Dáil debates

Wednesday, 28 September 2005

Northern Ireland: Statements.

 

6:00 pm

Photo of Caoimhghín Ó CaoláinCaoimhghín Ó Caoláin (Cavan-Monaghan, Sinn Fein)

I will share time with Deputies Connolly, McGrath and Sargent. Since the Dáil adjourned at the start of July, momentous events in Irish politics and in the life of this country have taken place. The announcement by the Irish Republican Army on 28 July that it was formally ending its armed campaign was a significant development. The IRA made a commitment on that date to put its arms beyond use and last Monday, 26 September, we received confirmation that it had fulfilled that commitment. This must be acknowledged as a courageous and unprecedented step on the part of the IRA. I pay tribute to the volunteers of the IRA for undertaking this leap of faith and for hazarding this mighty risk to advance the cause of peace with justice in Ireland.

This step has caused real difficulties for many republicans. It came after a summer when Nationalist communities in north County Antrim, Belfast and other centres in the Six Counties came under sustained attack from Unionist paramilitaries and sectarian gangs. Many here who are vocal about the alleged misdeeds of republicans were silent about these attacks. Only luck prevented widespread loss of life in Nationalist communities, while the ongoing loyalist feud claimed several lives in that community and has apparently not yet ended.

Despite the profound difficulties all this presented to republicans, the IRA has now provided a golden opportunity to advance the peace process significantly and open up a new era in Irish politics. I urge all parties and both Governments to seize this opportunity and to work together to implement the Good Friday Agreement fully. For many members and supporters of Sinn Féin, it appears that republicans have yet again had to leap first but we in the leadership of Sinn Féin have said clearly that this development must be seen for what it is, an act of faith in the ability of Irish republicans to move forward together towards our goal of Irish unity and independence by peaceful means.

The reaction of the Rev. Ian Paisley was predictable. So too were the begrudging contributions made today by Deputies Kenny and Rabbitte. The hypocrisy of the latter on the issue of arms decommissioning and making partition history were particularly hard to listen to.

Some space, however, should be given to the DUP and to the wider Unionist community to absorb the enormity of what has taken place. Now is the time for the DUP to give real leadership to the people it represents. That can only be done by engaging directly with the representatives of Sinn Féin. Such engagement is inevitable and should happen sooner rather than later.
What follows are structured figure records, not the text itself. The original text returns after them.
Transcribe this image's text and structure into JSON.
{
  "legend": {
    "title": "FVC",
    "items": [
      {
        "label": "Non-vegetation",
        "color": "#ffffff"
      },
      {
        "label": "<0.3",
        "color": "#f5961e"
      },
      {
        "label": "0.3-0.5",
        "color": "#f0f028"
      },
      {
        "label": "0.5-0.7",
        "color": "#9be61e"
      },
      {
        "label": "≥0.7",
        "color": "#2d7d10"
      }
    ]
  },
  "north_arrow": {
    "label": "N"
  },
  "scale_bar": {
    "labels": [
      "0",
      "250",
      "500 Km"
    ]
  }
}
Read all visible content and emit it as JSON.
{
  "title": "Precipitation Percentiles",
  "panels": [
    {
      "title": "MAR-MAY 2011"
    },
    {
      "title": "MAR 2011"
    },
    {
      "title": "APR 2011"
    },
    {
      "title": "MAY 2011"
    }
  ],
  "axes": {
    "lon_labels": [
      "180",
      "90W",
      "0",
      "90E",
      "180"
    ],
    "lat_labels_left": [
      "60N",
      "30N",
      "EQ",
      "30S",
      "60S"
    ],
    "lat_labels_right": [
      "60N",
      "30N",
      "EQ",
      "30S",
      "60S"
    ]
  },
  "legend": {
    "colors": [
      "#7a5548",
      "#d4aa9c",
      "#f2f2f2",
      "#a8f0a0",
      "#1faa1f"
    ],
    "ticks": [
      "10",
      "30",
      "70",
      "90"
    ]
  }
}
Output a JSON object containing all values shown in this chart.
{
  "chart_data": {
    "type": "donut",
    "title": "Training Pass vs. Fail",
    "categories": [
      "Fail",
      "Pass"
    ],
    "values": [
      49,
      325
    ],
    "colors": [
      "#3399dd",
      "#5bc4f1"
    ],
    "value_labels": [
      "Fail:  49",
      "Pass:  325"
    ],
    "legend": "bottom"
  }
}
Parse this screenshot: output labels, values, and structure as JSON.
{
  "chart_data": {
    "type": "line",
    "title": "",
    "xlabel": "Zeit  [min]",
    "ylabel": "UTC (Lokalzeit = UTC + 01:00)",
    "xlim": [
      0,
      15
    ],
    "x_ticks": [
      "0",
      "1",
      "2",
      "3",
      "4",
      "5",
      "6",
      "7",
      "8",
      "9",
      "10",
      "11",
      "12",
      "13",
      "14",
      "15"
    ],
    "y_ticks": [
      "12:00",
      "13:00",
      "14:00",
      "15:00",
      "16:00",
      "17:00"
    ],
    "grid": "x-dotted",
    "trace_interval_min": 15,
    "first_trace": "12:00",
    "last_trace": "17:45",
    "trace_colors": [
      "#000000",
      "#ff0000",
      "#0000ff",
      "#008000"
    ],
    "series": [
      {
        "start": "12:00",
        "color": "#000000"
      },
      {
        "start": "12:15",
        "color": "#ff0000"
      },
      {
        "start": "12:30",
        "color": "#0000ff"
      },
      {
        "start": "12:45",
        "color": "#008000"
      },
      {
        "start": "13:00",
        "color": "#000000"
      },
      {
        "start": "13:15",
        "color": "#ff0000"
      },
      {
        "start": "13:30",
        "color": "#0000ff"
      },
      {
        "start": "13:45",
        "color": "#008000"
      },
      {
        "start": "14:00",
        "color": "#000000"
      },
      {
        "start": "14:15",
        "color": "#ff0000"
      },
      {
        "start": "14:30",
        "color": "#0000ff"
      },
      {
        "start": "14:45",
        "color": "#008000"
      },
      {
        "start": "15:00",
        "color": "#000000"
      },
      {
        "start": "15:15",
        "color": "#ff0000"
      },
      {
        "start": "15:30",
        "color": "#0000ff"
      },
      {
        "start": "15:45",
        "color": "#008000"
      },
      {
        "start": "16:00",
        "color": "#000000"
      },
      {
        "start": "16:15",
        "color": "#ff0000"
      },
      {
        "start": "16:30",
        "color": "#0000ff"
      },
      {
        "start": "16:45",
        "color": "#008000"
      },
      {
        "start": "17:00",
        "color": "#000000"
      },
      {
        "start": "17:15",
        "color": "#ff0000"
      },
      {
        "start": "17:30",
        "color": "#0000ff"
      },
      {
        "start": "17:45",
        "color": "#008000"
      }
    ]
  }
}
I hope that many more in the Oireachtas and outside now appreciate that what the intransigent wing of Unionism was objecting to all along was not the continued existence of silent IRA weapons but the prospect of having to share power with republicans and Nationalists. However, share power they must and that is the only basis for moving forward. We do not seek to dominate or inflict upon Unionists what was inflicted on Nationalists for decades in the Northern state. We seek equality, not for Nationalists or Unionists but for all, regardless of political or religious beliefs.

There is a special responsibility on the Irish Government, which should now vigorously pursue the full implementation of the Good Friday Agreement with a clear focus on the need for the Unionist leadership to share power and work with the all-Ireland structures. The British Government must fulfil all its responsibilities, including the complete demilitarisation of the Six Counties. While the guns of the IRA are now gone, British spy posts, barracks and troops are still in our country. Let it not be forgotten that the Unionist paramilitaries, which were armed by British intelligence, are still armed.

The Irish Government should advance the all-Ireland agenda on all fronts, by acting now to develop co-ordination and integration of infrastructure and public services on an island basis and encourage a similar process in the private, voluntary and community sectors. The Taoiseach should fulfil the commitment he made in 1998 to advance the issue of Northern representation in the Oireachtas. Speaking rights in the Dáil for all Six Counties MPs in specific debates should be provided for. The Government should publish a Green Paper on Irish unity which would set out a strategy for Irish re-unification.

The Taoiseach tried to draw parallels between 1926 and 2005 in his opening remarks to this debate. The difference is that the journey which began in the La Scala Theatre and with the founding of Fianna Fáil led, along the way, to the total abandonment of Nationalists in the Six Counties by the political establishment of this State. Had it not been for that abandonment, the people who found themselves locked within a sectarian regime would not have responded through the formation of the Provisional IRA or any other armed manifestation of Irish republican and Nationalist thinking in 1969. There would never have been a reason for armed conflict to arise. We need progress on other long overdue issues, such as the repeal of the Offences Against the State Acts.

In recent days, we have heard much about the mood and reaction of republicans. We have had acres of analysis but the best indication of republican opinion was given last weekend, when tens of thousands of people from all over Ireland gathered in our capital city to celebrate by marching together in pageant to observe an important date and event in our history, the centenary of Sinn Féin, and to support Irish unity.